State Medicaid programs, which will expand dramatically under the Patient Protection and Affordable Care Act, offer a patchwork quilt of benefits to help low-income people quit smoking. More than a third of people who are on Medicaid or are uninsured smoke, compared to 23 percent for the rest of the population over 18, according to a recent report from the Lung Association.
Yet five states — Alabama, Connecticut, Georgia, Missouri and Tennessee — offer no form of cessation coverage for Medicaid enrollees. Only six states — Indiana, Massachusetts, Minnesota, Nevada, Oregon, and Pennsylvania — offer a comprehensive menu that includes both counseling and all the intervention products.
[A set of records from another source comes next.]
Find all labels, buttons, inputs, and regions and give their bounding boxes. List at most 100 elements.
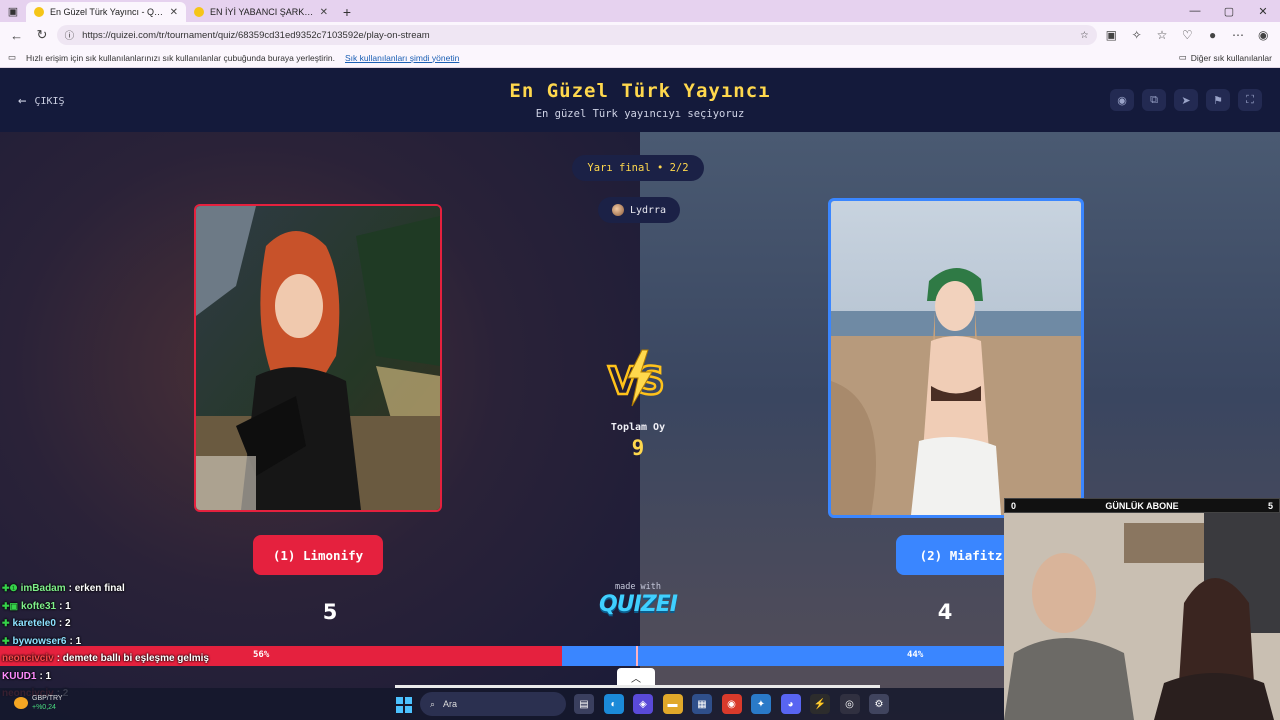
app-icon[interactable]: ⚡ [810, 694, 830, 714]
favorites-hint: Hızlı erişim için sık kullanılanlarınızı… [26, 52, 335, 63]
chat-username[interactable]: karetele0 [13, 618, 56, 629]
browser-tab-bar: ▣ En Güzel Türk Yayıncı - Quizei ✕ EN İY… [0, 0, 1280, 22]
chat-badge-icon: ✚ [2, 635, 10, 646]
total-votes-label: Toplam Oy [610, 422, 666, 433]
chevron-up-icon[interactable]: ︿ [617, 668, 655, 686]
daily-sub-goal: 0 GÜNLÜK ABONE 5 [1004, 498, 1280, 513]
candidate-left-card[interactable] [194, 204, 442, 512]
refresh-icon[interactable]: ↻ [31, 24, 52, 46]
store-icon[interactable]: ▦ [692, 694, 712, 714]
browser-essentials-icon[interactable]: ♡ [1177, 24, 1198, 46]
candidate-right-photo [831, 201, 1081, 515]
chat-message: ✚▣ kofte31: 1 [2, 598, 302, 616]
windows-taskbar: GBP/TRY +%0,24 ⌕ Ara ▤ ◐ ◈ ▬ ▦ ◉ ✦ ◕ ⚡ ◎… [0, 688, 1004, 720]
chat-text: : erken final [68, 583, 125, 595]
quiz-header: ← ÇIKIŞ En Güzel Türk Yayıncı En güzel T… [0, 68, 1280, 132]
tab-quizei[interactable]: En Güzel Türk Yayıncı - Quizei ✕ [26, 2, 186, 22]
candidate-left-votes: 5 [322, 600, 338, 624]
address-bar: ← ↻ ⓘ https://quizei.com/tr/tournament/q… [0, 22, 1280, 48]
chat-username[interactable]: bywowser6 [13, 636, 67, 647]
other-favorites[interactable]: ▭ Diğer sık kullanılanlar [1179, 52, 1272, 63]
quiz-subtitle: En güzel Türk yayıncıyı seçiyoruz [535, 108, 745, 120]
chat-badge-icon: ✚▣ [2, 600, 19, 611]
url-field[interactable]: ⓘ https://quizei.com/tr/tournament/quiz/… [56, 25, 1097, 45]
obs-icon[interactable]: ◎ [839, 694, 860, 714]
copilot-app-icon[interactable]: ◈ [633, 694, 653, 714]
new-tab-button[interactable]: + [336, 2, 358, 22]
candidate-right-card[interactable] [828, 198, 1084, 518]
tab-songs[interactable]: EN İYİ YABANCI ŞARKILAR (ATADI ✕ [186, 2, 336, 22]
settings-gear-icon[interactable]: ⚙ [869, 694, 889, 714]
back-icon[interactable]: ← [6, 24, 27, 46]
ticker-change: +%0,24 [32, 704, 56, 711]
chat-message: ✚ bywowser6: 1 [2, 633, 302, 651]
made-with-label: made with [614, 582, 662, 592]
chat-username[interactable]: kofte31 [21, 601, 56, 612]
chat-message: neoncivciv: demete ballı bi eşleşme gelm… [2, 650, 302, 668]
share-icon[interactable]: ⧉ [1142, 89, 1166, 111]
chat-message: ✚ karetele0: 2 [2, 615, 302, 633]
other-favorites-label: Diğer sık kullanılanlar [1190, 52, 1272, 63]
candidate-right-votes: 4 [937, 600, 953, 624]
chat-badge-icon: ✚ [2, 618, 10, 629]
quiz-title: En Güzel Türk Yayıncı [509, 80, 771, 102]
round-badge: Yarı final • 2/2 [572, 155, 704, 181]
extension-icon[interactable]: ▣ [1101, 24, 1122, 46]
chat-badge-icon: ✚❶ [2, 583, 18, 594]
tab-actions-icon[interactable]: ▣ [0, 0, 26, 22]
sub-goal-min: 0 [1011, 500, 1017, 511]
chat-message: KUUD1: 1 [2, 668, 302, 686]
taskbar-search[interactable]: ⌕ Ara [420, 692, 566, 716]
window-controls: — ▢ ✕ [1178, 0, 1280, 22]
vote-share-midline [636, 646, 638, 666]
quizei-favicon-icon [34, 7, 44, 17]
site-info-icon[interactable]: ⓘ [65, 28, 75, 42]
chat-text: : demete ballı bi eşleşme gelmiş [56, 653, 209, 665]
send-icon[interactable]: ➤ [1174, 89, 1198, 111]
chrome-icon[interactable]: ◉ [721, 694, 742, 714]
screen: ▣ En Güzel Türk Yayıncı - Quizei ✕ EN İY… [0, 0, 1280, 720]
close-tab-icon[interactable]: ✕ [170, 7, 178, 18]
stream-chat-overlay: ✚❶ imBadam: erken final ✚▣ kofte31: 1 ✚ karet… [2, 580, 302, 703]
task-view-icon[interactable]: ▤ [574, 694, 594, 714]
chat-text: : 1 [39, 670, 52, 682]
search-placeholder: Ara [443, 699, 458, 709]
profile-avatar-icon[interactable]: ● [1202, 24, 1223, 46]
favorites-icon[interactable]: ☆ [1151, 24, 1172, 46]
edge-icon[interactable]: ◐ [603, 694, 624, 714]
total-votes-value: 9 [631, 436, 645, 460]
flag-icon[interactable]: ⚑ [1206, 89, 1230, 111]
candidate-left-name[interactable]: (1) Limonify [253, 535, 383, 575]
discord-icon[interactable]: ◕ [780, 694, 801, 714]
close-window-icon[interactable]: ✕ [1246, 0, 1280, 22]
chat-username[interactable]: imBadam [21, 583, 66, 594]
copilot-icon[interactable]: ◉ [1253, 24, 1274, 46]
eye-icon[interactable]: ◉ [1110, 89, 1134, 111]
url-text: https://quizei.com/tr/tournament/quiz/68… [82, 29, 430, 41]
chat-username[interactable]: KUUD1 [2, 671, 36, 682]
folder-icon: ▭ [1178, 52, 1187, 62]
close-tab-icon[interactable]: ✕ [320, 7, 328, 18]
app-icon[interactable]: ✦ [751, 694, 771, 714]
header-actions: ◉ ⧉ ➤ ⚑ ⛶ [1110, 89, 1262, 111]
windows-start-icon[interactable] [396, 697, 412, 713]
extensions-puzzle-icon[interactable]: ✧ [1126, 24, 1147, 46]
chat-text: : 1 [59, 600, 71, 612]
file-explorer-icon[interactable]: ▬ [662, 694, 683, 714]
chat-username[interactable]: neoncivciv [2, 653, 54, 664]
quizei-logo[interactable]: QUIZEI [588, 592, 688, 617]
chat-message: ✚❶ imBadam: erken final [2, 580, 302, 598]
widget-ticker[interactable]: GBP/TRY +%0,24 [14, 694, 63, 712]
minimize-icon[interactable]: — [1178, 0, 1212, 22]
manage-favorites-link[interactable]: Sık kullanılanları şimdi yönetin [345, 53, 459, 63]
favorite-star-icon[interactable]: ☆ [1080, 30, 1089, 41]
webcam-image [1004, 513, 1280, 720]
taskbar-apps: ▤ ◐ ◈ ▬ ▦ ◉ ✦ ◕ ⚡ ◎ ⚙ [574, 694, 889, 714]
candidate-left-photo [196, 206, 440, 510]
more-menu-icon[interactable]: ⋯ [1227, 24, 1248, 46]
fullscreen-icon[interactable]: ⛶ [1238, 89, 1262, 111]
host-badge: Lydrra [598, 197, 680, 223]
versus-icon: VS [607, 349, 666, 407]
maximize-icon[interactable]: ▢ [1212, 0, 1246, 22]
favorites-folder-icon: ▭ [8, 52, 17, 62]
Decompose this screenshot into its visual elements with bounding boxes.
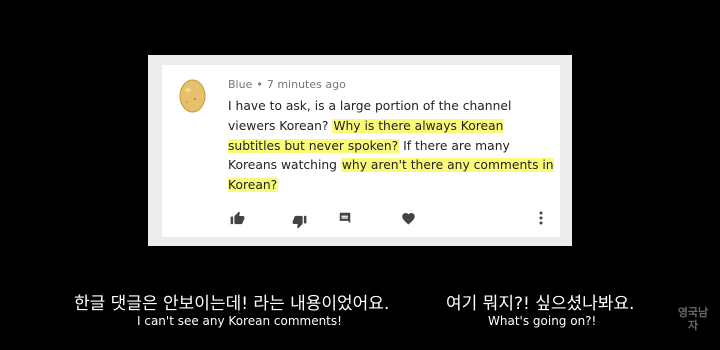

Two years ago, a controversial study in the New England Journal of Medicine made headlines by questioning the wisdom of paying for prevention. It pointed out that over 80 percent of all prevention measures — cholesterol lowering pills, mammograms, prostate cancer screening — wound up costing the health care system more than they saved. But these measures did not deal with behavior-related illnesses derived from smoking, obesity and unprotected sex.
Prevention experts responded by noting that even though some prevention and detection measures don’t lower costs, comprehensive counseling programs like smoking cessation do generate savings, and relatively quickly. As insurers, Medicare and Medicaid will have to consider new approaches to major public health problems like the obesity epidemic. Should CMS foot the bill for bariatric surgery for morbid obesity, for instance, if it will reduce the costs of chronic disease? Determining which programs work is one of the new challenges for our health care system.